Although this seems to be a nice container for Big Data, I would suggest that the first three qualifiers (volume, velocity and variation) have always existed in the original definition of data. It’s nothing new; in fact, from the beginning of the digital age, keeping up with data generation has been the primary driver of the storage market. It drove the flip from analog to digital, and continues to be the motivation for most innovation in storage to date. For me, size and variation are relative, and therefore have nothing to do with it. What seemed unmanageable 5 years ago is much easier to manage today, from a size perspective, as well as a variety perspective. So for me, the only real characteristic of Big Data is data collected where the sole purpose is for insight. Of course, this is also a little grey because you could make the argument that ALL data can be analyzed to gain insight. But let’s say for that arguments sake, the distinction is intent. To summarize, Big Data is any data that was collected or analyzed for the sole purpose of gaining insight. Fair enough?

Great, now that the definition is out of the way, let’s focus on the actual challenges of Big Data. How much data do we collect, and what data should we collect? The answers to these questions actually go hand in hand.

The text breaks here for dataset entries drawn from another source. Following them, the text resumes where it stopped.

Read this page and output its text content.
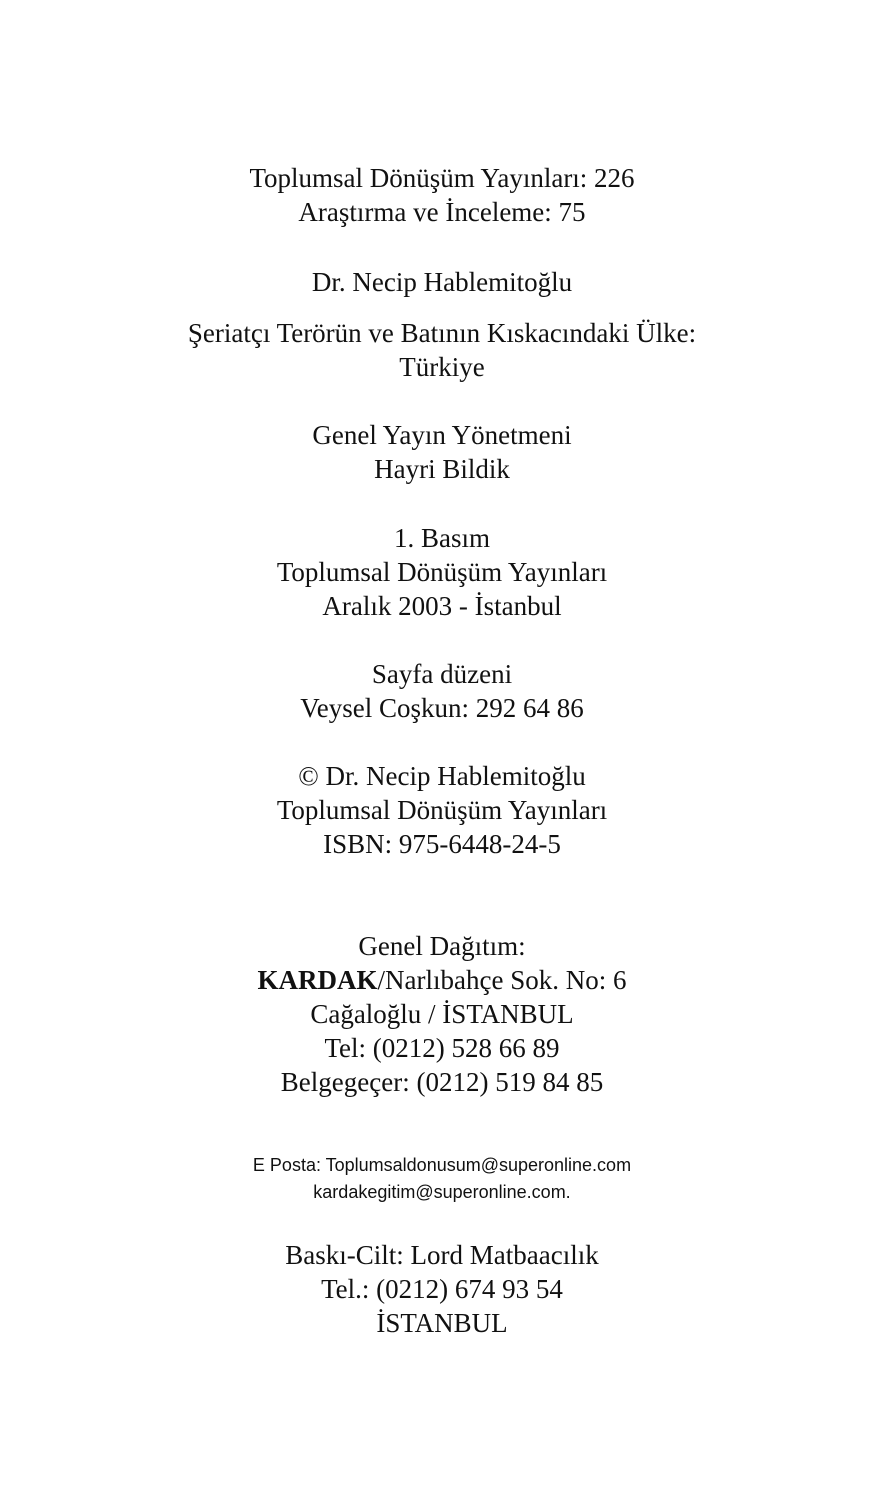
Toplumsal Dönüşüm Yayınları: 226
Araştırma ve İnceleme: 75
Dr. Necip Hablemitoğlu
Şeriatçı Terörün ve Batının Kıskacındaki Ülke:
Türkiye
Genel Yayın Yönetmeni
Hayri Bildik
1. Basım
Toplumsal Dönüşüm Yayınları
Aralık 2003 - İstanbul
Sayfa düzeni
Veysel Coşkun: 292 64 86
© Dr. Necip Hablemitoğlu
Toplumsal Dönüşüm Yayınları
ISBN: 975-6448-24-5
Genel Dağıtım:
KARDAK/Narlıbahçe Sok. No: 6
Cağaloğlu / İSTANBUL
Tel: (0212) 528 66 89
Belgegeçer: (0212) 519 84 85
E Posta: Toplumsaldonusum@superonline.com
kardakegitim@superonline.com.
Baskı-Cilt: Lord Matbaacılık
Tel.: (0212) 674 93 54
İSTANBUL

A Note About Data Collection

The level and amount of data a business should collect is relative to the level of resources they have to analyze the data. I think the mistake most companies make is trying to collect too much data without the right resources. Data analysis is a science; one that people spend years building the necessary education to do accurately. Most businesses do not employ specialists in mathematics, statistics, scientific methodology, critical thinking, or the other specializations that together form the fundamental of proper data analysis. So, the first step in determining the data you will collect is to identify the resource level internally that will be tasked with analyzing that data. If you don’t have the expertise to build algorithms that will anticipate every move you customer will ever make, don’t try. Focus on datasets that are understandable, and ones that can help you make decisions. Avoid collecting too much data and guessing as to what is says or means. Shifting strategic direction based on a mathematical error can be disastrous, and you should do your best to avoid making that mistake.

hardware+data

What Should You Collect?

Once you have a better understanding of your internal data analysis capabilities, you need to determine what data you are going to collect. An easier way to start this process is to start with the questions you are trying to answer before you select the data to collect. Although this seems fairly generic, and it is, it is basically saying you need to understand your goal before you can ask the right questions. If you look at your quarterly, or annual strategic plan, what issues are preventing you from accomplishing these goals? Is the issue an internal issue, or an external one? Is there data that can be collected to better prepare you to make the necessary decisions? All of these questions need to be asked to clearly define the data to collect. As well, when following this process, you will know specifically what you are looking for ahead of time so there is less confusion when looking through the data later. Repeat this process for all of the identified issues. If you are having difficulty determining what data will help you solve a particular problem, consider bringing in an external resource to help. But remember, approach Big Data in digestible chunks. Collecting every bit of information available to analyze later is one thing, but actually using data to provide real answers is much more valuable.

Overall, Big Data is a double edge sword. Having access to mountains of information seems valuable, but it can sometimes do more harm than good. Avoid the hype and focus on solving specific business issues. If the need arises to collect and analyze more data in the future, so be it, you’ll be much more prepared with some experience under your belt.